Route 66

Hinter Flagstaff muß ich ein Stück die Interstate, das Pendant unserer Autobahnen, fahren. Alles kein Problem. Auch hier nehmen die Autofahrer und insbesondere die Trucks viel Rücksicht. Sie weichen oft sogar auf die zweite Spur aus, obwohl ich auf dem breiten Seitenstreifen schon mehr Platz als genug habe. Nach knapp 100 km geht’s dann ab auf die "Historic Route 66" parallel zur Interstate. Hier radelt es sich auf geschichtsträchtigem Asphalt völlig unbelästigt von Autos. Nur selten begegnen einem ein paar Nostalgiker im Auto oder auf dem Motorrad, die den Umweg über die Route 66 in Kauf nehmen.

An der Route 66

Die kleinen Ortschaften entlang der Route 66 haben ihren eigenen Charme. Man findet viel Kitsch, aber auch noch einige authentische Restaurants, kleine Hotels und Geschäfte. Dazu gibt’s einen Highway aus dem Bilderbuch. Und sogar aus dem Radio tönen die passenden alten Schinken aus den 60er Jahren.

Nachdem ich am zweiten Tag auf der Route 66 bereits 100 km abgestrampelt habe, hat sich ein sturmartiger heißer Gegenwind eingestellt. Ich habe Mühe, so viel zu trinken, wie der Wind aus mir raussaugt. Jeder Meter auf dem Rad wird zur Qual und es sind noch rund 30 km bis Kingman zu fahren. Zudem sind plötzlich – mir völlig unverständlich – sehr viele Autos unterwegs. Ich komme ziemlich k.o. in Kingman an.

Die Wüste ruft...

Am nächsten Tag schwinge ich mich erst nach Peilung der Windrichtung aufs Rad. Es sieht gut aus. Der Wind, der mir gestern nachmittag ins Gesicht blies, wird mich heute die rund 180 km durch die Mojave-Wüste nach Las Vegas treiben. Und tatsächlich strample ich die ersten 100 km dank des kräftigen Rückenwindes und der schnurgeraden flachen Strecke in Rekordzeit ab. Die Fahrt durch Weite der Wüste begeistert mich abermals.

 Hoover Damm

Nach rund 100 km wird es bergiger als es aus der Karte ersichtlich war. Es ist fast Mittag und die Hitze nimmt deutlich zu. Bis zum Hoover-Staudamm geht’s ganz schön rauf und runter. Am Damm selbst verweile ich nur kurz. Es ist irre, einen so riesigen Betonklotz mitten in die Wüste zu setzen und dahinter einen riesigen See aufzustauen. Unten am Damm fragt mich ein Amerikaner, ob er mich mit seinem Pickup mitnehmen soll. Ich lehne dankend ab, was ich später bereue. Denn nachdem ich den kilometerlangen Paß vom Damm aus bergauf gestrampelt habe, macht die Straße einen Bogen und dreht sich genau in den Gegenwind hinein. Und wenn Straßen hier einen Bogen machen, dann sind das mal eben 20 km.
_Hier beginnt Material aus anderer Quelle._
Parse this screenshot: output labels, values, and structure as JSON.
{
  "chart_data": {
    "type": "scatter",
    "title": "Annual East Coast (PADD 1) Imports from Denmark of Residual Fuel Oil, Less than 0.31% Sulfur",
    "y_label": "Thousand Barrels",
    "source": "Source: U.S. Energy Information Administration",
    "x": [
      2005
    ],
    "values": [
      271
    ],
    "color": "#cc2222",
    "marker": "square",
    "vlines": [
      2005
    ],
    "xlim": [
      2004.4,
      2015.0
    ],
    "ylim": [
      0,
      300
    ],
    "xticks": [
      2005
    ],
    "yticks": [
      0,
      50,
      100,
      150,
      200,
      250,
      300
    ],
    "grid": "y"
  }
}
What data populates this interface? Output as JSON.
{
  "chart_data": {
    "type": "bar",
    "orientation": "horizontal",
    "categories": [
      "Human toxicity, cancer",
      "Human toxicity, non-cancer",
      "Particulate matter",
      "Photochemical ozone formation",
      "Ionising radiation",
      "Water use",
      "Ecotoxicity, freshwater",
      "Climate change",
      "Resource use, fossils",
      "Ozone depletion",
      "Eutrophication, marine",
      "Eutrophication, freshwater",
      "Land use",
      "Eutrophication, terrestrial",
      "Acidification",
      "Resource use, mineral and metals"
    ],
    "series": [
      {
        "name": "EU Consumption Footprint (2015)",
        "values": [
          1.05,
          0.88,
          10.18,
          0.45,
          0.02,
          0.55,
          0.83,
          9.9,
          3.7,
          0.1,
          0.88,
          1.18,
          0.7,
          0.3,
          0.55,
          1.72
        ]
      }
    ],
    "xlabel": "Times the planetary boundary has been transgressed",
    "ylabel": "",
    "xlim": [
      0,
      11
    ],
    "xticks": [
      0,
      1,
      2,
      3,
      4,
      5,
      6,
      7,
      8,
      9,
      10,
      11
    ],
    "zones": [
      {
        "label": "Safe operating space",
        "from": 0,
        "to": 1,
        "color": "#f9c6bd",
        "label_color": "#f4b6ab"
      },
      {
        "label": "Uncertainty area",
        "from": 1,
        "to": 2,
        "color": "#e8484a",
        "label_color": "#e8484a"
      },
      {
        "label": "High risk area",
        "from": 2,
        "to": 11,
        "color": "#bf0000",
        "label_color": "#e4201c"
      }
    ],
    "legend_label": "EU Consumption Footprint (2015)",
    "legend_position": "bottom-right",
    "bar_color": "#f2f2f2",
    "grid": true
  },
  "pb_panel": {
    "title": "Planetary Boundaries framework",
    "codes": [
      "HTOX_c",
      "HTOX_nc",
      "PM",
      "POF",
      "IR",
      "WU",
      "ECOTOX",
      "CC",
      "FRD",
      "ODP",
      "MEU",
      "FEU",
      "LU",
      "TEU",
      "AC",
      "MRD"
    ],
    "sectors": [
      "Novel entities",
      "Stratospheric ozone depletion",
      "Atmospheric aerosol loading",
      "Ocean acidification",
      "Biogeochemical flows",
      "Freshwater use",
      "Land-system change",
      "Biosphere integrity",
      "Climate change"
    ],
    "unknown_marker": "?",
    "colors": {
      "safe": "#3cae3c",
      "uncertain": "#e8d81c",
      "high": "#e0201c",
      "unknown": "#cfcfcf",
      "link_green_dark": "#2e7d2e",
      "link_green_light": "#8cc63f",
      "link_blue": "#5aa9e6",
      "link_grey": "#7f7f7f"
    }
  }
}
Zu allem Überfluß geht’s zwischendrin auch noch mal bergauf und die Meteorologen hatten mit ihrer Prognose recht: Die angekündigten 43 °C im Schatten hat es in der Mittagshitze mindestens. Nur Schatten gibt es hier nicht.

Ich fahre am Limit meiner Kräfte und spiele mit dem Gedanken, die Etappe abzubrechen und mich von einem Auto mitnehmen zu lassen. Doch kurz vor Boulder City erscheint eine Tankstelle am Straßenrand. Ich mache eine längere Pause. Man muß mir die Erschöpfung wohl angesehen haben, denn der Tankwart kann gar nicht glauben, daß ich per Fahrrad unterwegs bin und wünscht mit ein sorgenvolles "Take good care", als ich zur Weiterfahrt aufbreche. Doch die letzte Meile bis zur Anhöhe schaffe ich auch noch im Schneckentempo hinauf. Oben angekommen biege ich ab und die Straße dreht sich wieder aus dem Gegenwind heraus. Mit flottem Tempo eile ich Las Vegas entgegen.